Clojurians Log v2

I went for combinatorics and found this solution which runs in 1ms with my input data:

(defn ! [n]
  (reduce *' (range 1 (inc n))))

(defn combinations [n r]
  (if (= 1 n)
    0
    (let [n! (! n)
          r! (! r)
          r-n! (! (- n r))]
      (/ n! (* r! r-n!)))))

(->> parsed-input
     (sort)
     (cons 0)
     (#(concat % [(+ 3 (last %))]))
     (partition 2 1)
     (map #(- (second %) (first %)))
     (partition-by identity)
     (keep #(seq (filter #{1} %)))
     (map count)
     (map #(inc (combinations % 2)))
     (apply *))

got a solution now as well, much more complex then it needs to be, but also runs in ~2ms

reusing my earlier combos function, but only applied to sections of the input. Basically I look for elements that can't be removed, use those to split the input in two parts, do that recursively until I can't split it further, then count the combinations for the parts and multiply them.

(defn divide [input]
  (let [split-points (remove #(can-be-removed? input %) (range 1 (dec (count input))))]
    (if (seq split-points)
      (let [split-idx (long (nth split-points (quot (count split-points) 2)))
            left (take (inc split-idx) input)
            right (drop split-idx input)]
        [left right])
      (combos (vec input) 1))))

(defn conquer [input]
  (let [parts (divide input)]
    (if (number? parts)
      parts
      (apply * (map conquer parts)))))

(time 
 (let [input (add-boundaries real-input)]
   (conquer input)))
;; => 396857386627072

It’s quite similar to what I do. Even though I do not actually do it.

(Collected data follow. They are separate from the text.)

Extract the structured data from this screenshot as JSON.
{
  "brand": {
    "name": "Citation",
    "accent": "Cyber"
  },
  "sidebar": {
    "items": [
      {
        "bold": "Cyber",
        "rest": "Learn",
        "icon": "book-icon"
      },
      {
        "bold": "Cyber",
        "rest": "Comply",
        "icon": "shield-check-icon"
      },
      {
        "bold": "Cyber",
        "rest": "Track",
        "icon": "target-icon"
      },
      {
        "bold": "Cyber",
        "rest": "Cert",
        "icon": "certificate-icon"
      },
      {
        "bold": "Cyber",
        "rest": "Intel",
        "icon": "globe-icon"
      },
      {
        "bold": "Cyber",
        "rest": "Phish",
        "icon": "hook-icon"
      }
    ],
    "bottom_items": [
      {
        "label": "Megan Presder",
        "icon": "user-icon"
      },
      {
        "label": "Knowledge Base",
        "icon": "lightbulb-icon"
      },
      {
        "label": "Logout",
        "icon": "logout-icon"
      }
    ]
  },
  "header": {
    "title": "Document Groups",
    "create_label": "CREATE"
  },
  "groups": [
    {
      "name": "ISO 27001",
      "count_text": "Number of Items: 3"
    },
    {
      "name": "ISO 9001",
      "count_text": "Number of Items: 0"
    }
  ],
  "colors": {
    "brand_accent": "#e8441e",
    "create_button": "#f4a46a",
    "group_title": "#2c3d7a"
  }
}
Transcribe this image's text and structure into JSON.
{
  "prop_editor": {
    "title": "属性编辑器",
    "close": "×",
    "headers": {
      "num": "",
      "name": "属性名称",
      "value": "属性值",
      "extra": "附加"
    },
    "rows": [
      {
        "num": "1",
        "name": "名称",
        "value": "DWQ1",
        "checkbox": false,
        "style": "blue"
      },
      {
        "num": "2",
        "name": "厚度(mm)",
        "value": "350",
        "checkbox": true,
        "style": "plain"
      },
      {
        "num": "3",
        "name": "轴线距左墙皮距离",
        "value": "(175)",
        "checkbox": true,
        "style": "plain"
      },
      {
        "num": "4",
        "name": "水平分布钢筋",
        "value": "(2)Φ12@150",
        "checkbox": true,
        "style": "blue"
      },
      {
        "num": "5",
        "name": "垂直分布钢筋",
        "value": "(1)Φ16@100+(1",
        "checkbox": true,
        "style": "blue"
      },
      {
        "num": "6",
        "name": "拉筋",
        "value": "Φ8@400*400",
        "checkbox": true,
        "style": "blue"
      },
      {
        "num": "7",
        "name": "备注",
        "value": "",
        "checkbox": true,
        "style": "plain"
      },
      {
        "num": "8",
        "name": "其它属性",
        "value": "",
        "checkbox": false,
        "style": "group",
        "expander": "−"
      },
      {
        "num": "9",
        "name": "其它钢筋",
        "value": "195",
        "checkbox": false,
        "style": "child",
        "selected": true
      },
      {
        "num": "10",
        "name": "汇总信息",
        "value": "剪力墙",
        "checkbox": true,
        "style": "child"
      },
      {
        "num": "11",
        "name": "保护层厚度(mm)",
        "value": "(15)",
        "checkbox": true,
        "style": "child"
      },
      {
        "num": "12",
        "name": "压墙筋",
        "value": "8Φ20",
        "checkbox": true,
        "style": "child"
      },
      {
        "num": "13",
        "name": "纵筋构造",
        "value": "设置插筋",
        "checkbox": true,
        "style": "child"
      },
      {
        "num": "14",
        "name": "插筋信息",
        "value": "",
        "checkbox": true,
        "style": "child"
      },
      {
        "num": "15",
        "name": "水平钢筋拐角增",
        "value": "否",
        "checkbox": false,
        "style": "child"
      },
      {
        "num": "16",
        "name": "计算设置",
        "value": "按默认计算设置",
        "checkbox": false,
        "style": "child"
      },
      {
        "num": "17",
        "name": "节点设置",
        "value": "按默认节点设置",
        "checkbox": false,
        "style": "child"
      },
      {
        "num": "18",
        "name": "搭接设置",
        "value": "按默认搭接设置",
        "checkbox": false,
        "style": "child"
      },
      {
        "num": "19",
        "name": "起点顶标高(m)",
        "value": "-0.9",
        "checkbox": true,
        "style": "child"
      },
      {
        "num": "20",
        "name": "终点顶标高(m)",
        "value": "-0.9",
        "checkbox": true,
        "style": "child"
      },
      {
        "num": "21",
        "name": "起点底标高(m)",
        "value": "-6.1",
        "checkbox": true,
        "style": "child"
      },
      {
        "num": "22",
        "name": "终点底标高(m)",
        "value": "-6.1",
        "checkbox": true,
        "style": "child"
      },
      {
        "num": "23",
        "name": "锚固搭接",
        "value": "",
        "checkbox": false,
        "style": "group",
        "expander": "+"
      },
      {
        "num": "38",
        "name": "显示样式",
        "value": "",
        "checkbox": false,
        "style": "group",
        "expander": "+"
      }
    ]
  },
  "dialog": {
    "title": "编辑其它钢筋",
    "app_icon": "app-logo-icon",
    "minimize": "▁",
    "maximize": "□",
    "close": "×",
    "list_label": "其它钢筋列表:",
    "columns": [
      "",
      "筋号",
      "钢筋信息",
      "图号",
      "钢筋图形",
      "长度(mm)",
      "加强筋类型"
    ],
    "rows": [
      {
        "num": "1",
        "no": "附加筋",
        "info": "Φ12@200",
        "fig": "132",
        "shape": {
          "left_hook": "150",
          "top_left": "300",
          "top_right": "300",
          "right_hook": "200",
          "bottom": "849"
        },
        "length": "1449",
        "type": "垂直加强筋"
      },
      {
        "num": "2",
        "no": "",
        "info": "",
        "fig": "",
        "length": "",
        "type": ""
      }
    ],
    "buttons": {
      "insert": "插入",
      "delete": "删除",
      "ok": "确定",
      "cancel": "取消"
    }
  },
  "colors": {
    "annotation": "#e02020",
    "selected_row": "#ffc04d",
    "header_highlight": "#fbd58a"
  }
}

However, my solution relies on the fact that there are never gaps other than 3 or 1. Not sure you can actually assume that from the problem description…

hah, I don't think they specify that. that would make it easier I guess

That’s how the input data looks. ¯\(ツ)/¯

Criterium reports 140 µs for my solution actually. So it’s worth doing it the mathy way, I think.